In Middle Persian astronomical tradition, Gōzihr came to designate an imaginary celestial dragon extending between the two lunar nodes. The ascending node, where the Moon crosses the ecliptic from south to north, constituted the "Head of Gōzihr" (gōzihr sar), while the descending node formed its "Tail" (gōzihr dumb). Because solar and lunar eclipses can occur only when the Sun and Moon are near the lunar nodes, Gōzihr also became closely associated with eclipses. A Manichaean Middle Persian text uses the expression "to don Gōzihr" for the eclipsing of the Sun and Moon.

The concept also acquired a mythological dimension in Zoroastrian cosmology. The celestial dragon Gōzihr was associated with hostile cosmic forces, while the Milky Way was described in Middle Persian tradition as the "brilliance of Gōzihr" (brēh ī gōzihr). The identification of the lunar nodes with the head and tail of a celestial dragon was, however, part of a broader ancient Near Eastern and Asian astronomical tradition. MacKenzie traces the conception of the celestial Dragon to Chaldean astronomy, while the developed astrological treatment of the lunar nodes in Sasanian Iran also shows parallels with Indian astrology.

The astrological importance of Gōzihr is particularly evident in the world horoscope (Middle Persian: zāyč ī gēhān) preserved in the Bundahishn. In this horoscope, which describes the configuration of the heavens at the beginning of material creation, the Head and Tail of Gōzihr are assigned specific positions in the zodiac alongside the seven traditional planets. The Tail of Gōzihr is placed in Sagittarius, while the Head is placed in Gemini. Their inclusion in the horoscope demonstrates that the lunar nodes were treated as significant astrological factors in the Middle Persian astral tradition.

The world horoscope of the Bundahishn reflects the syncretic character of Sasanian astral science, in which Iranian traditions interacted with Hellenistic, Mesopotamian and Indian astronomy and astrology. The treatment of the lunar nodes is particularly comparable to the Indian astrological concepts of Rahu and Ketu, the ascending and descending lunar nodes respectively.

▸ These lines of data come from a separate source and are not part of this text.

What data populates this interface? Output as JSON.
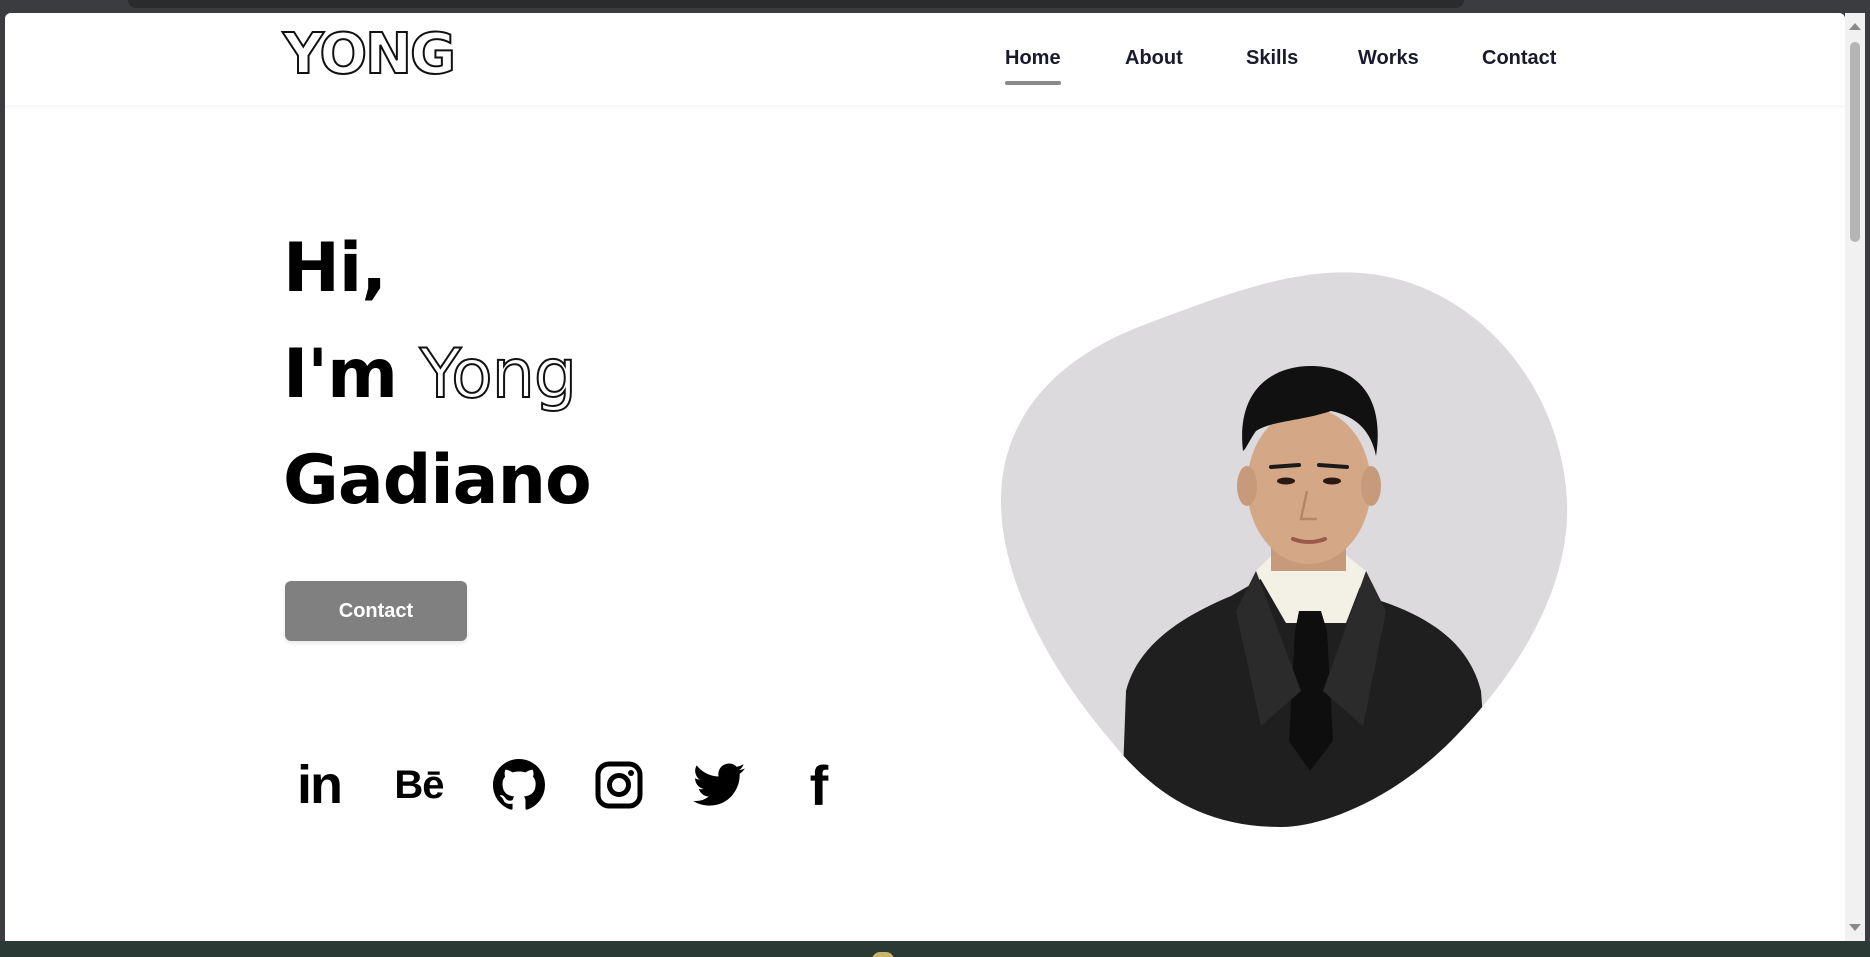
{
  "header": {
    "logo": "YONG",
    "nav": [
      {
        "label": "Home",
        "active": true
      },
      {
        "label": "About",
        "active": false
      },
      {
        "label": "Skills",
        "active": false
      },
      {
        "label": "Works",
        "active": false
      },
      {
        "label": "Contact",
        "active": false
      }
    ]
  },
  "hero": {
    "greeting": "Hi,",
    "intro": "I'm",
    "first_name": "Yong",
    "last_name": "Gadiano",
    "contact_button": "Contact"
  },
  "social": {
    "linkedin_label": "in",
    "behance_label": "Bē",
    "facebook_label": "f",
    "icons": [
      "linkedin-icon",
      "behance-icon",
      "github-icon",
      "instagram-icon",
      "twitter-icon",
      "facebook-icon"
    ]
  },
  "colors": {
    "accent": "#808080",
    "blob": "#dcdadc",
    "text": "#000000",
    "nav_text": "#1a1a2e"
  }
}
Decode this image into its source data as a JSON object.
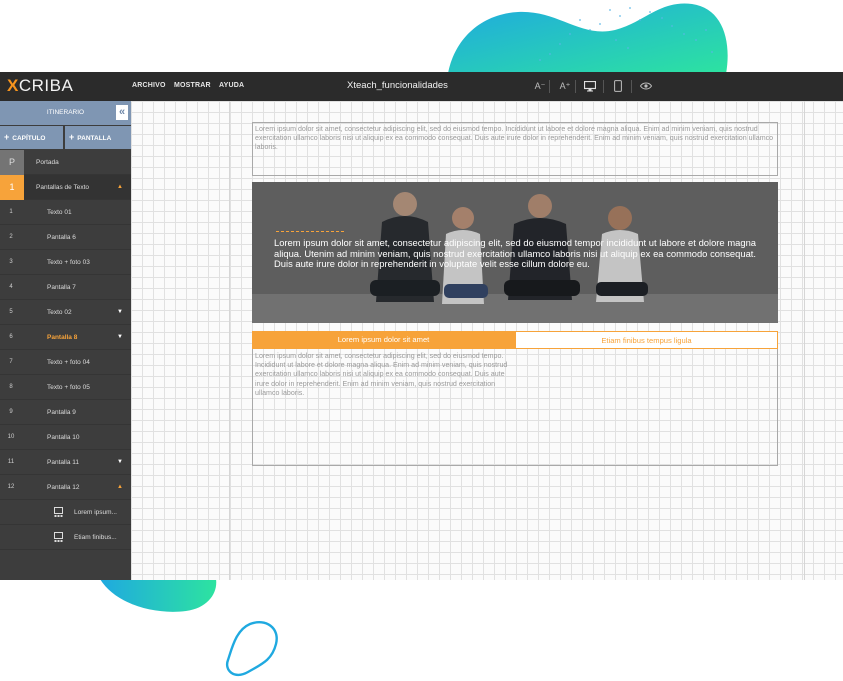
{
  "app": {
    "logo_x": "X",
    "logo_rest": "CRIBA",
    "menu": [
      "ARCHIVO",
      "MOSTRAR",
      "AYUDA"
    ],
    "document_title": "Xteach_funcionalidades",
    "toolbar": {
      "font_down_label": "A⁻",
      "font_up_label": "A⁺",
      "icons": [
        "font-decrease-icon",
        "font-increase-icon",
        "desktop-icon",
        "mobile-icon",
        "preview-eye-icon"
      ]
    }
  },
  "sidebar": {
    "header": "ITINERARIO",
    "add_capitulo": "CAPÍTULO",
    "add_pantalla": "PANTALLA",
    "portada": {
      "badge": "P",
      "label": "Portada"
    },
    "chapter": {
      "badge": "1",
      "label": "Pantallas de Texto"
    },
    "items": [
      {
        "num": "1",
        "label": "Texto 01"
      },
      {
        "num": "2",
        "label": "Pantalla 6"
      },
      {
        "num": "3",
        "label": "Texto + foto 03"
      },
      {
        "num": "4",
        "label": "Pantalla 7"
      },
      {
        "num": "5",
        "label": "Texto 02"
      },
      {
        "num": "6",
        "label": "Pantalla 8"
      },
      {
        "num": "7",
        "label": "Texto + foto 04"
      },
      {
        "num": "8",
        "label": "Texto + foto 05"
      },
      {
        "num": "9",
        "label": "Pantalla 9"
      },
      {
        "num": "10",
        "label": "Pantalla 10"
      },
      {
        "num": "11",
        "label": "Pantalla 11"
      },
      {
        "num": "12",
        "label": "Pantalla 12"
      }
    ],
    "sub_items": [
      {
        "label": "Lorem ipsum..."
      },
      {
        "label": "Etiam finibus..."
      }
    ],
    "active_item": "Pantalla 8"
  },
  "content": {
    "text_block": "Lorem ipsum dolor sit amet, consectetur adipiscing elit, sed do eiusmod tempo. Incididunt ut labore et dolore magna aliqua. Enim ad minim veniam, quis nostrud exercitation ullamco laboris nisi ut aliquip ex ea commodo consequat. Duis aute irure dolor in reprehenderit. Enim ad minim veniam, quis nostrud exercitation ullamco laboris.",
    "hero_text": "Lorem ipsum dolor sit amet, consectetur adipiscing elit, sed do eiusmod tempor incididunt ut labore et dolore magna aliqua. Utenim ad minim veniam, quis nostrud exercitation ullamco laboris nisi ut aliquip ex ea commodo consequat. Duis aute irure dolor in reprehenderit in voluptate velit esse cillum dolore eu.",
    "tabs": [
      {
        "label": "Lorem ipsum dolor sit amet",
        "active": true
      },
      {
        "label": "Etiam finibus tempus ligula",
        "active": false
      }
    ],
    "tab_body": "Lorem ipsum dolor sit amet, consectetur adipiscing elit, sed do eiusmod tempo. Incididunt ut labore et dolore magna aliqua. Enim ad minim veniam, quis nostrud exercitation ullamco laboris nisi ut aliquip ex ea commodo consequat. Duis aute irure dolor in reprehenderit. Enim ad minim veniam, quis nostrud exercitation ullamco laboris."
  },
  "colors": {
    "accent": "#f7a33a",
    "topbar": "#2b2b2b",
    "sidebar": "#3d3d3d",
    "sidebar_header": "#7f96b3",
    "blob_gradient_start": "#1fa9e0",
    "blob_gradient_end": "#2de3a0"
  }
}
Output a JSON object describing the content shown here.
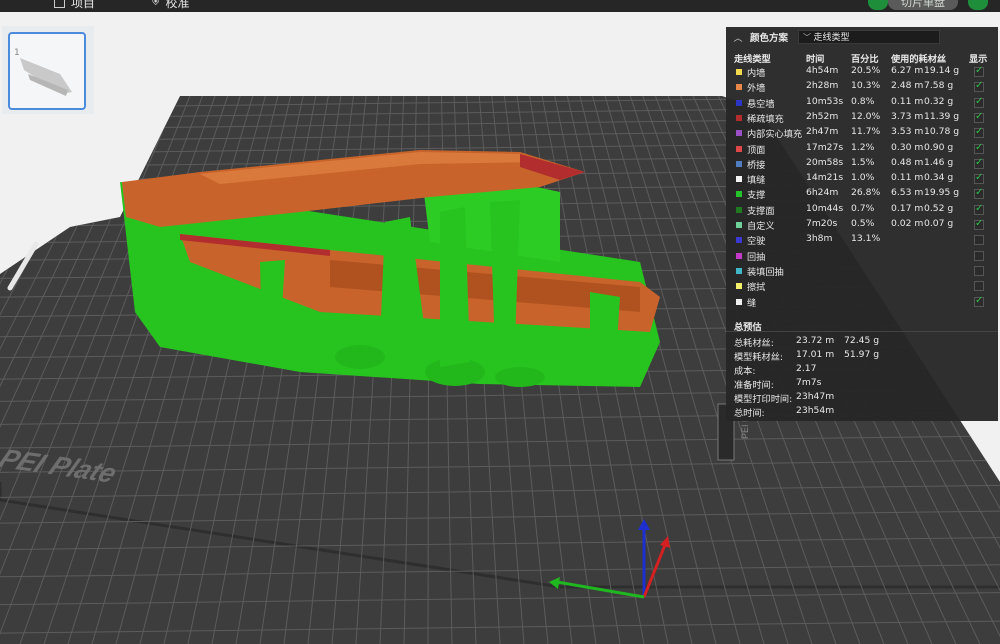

After the Muslim conquest of Persia, the Middle Persian astronomical term passed into the scientific vocabulary of the Islamic world as Arabic jawzihr, with variants such as jawzahar and jawizahr. Muslim astronomers and astrologers used it primarily for the lunar nodes, although it could also designate the nodes of other planets. The ascending node was called raʾs al-jawzihr ("head of the jawzihr") and the descending node dhanab al-jawzihr ("tail of the jawzihr"); the lunar nodes were also known as the Head and Tail of the Dragon. Gōzihr thus represents an example of Iranian astronomical and astrological terminology transmitted from the Middle Persian tradition into medieval Islamic astronomy and astrology.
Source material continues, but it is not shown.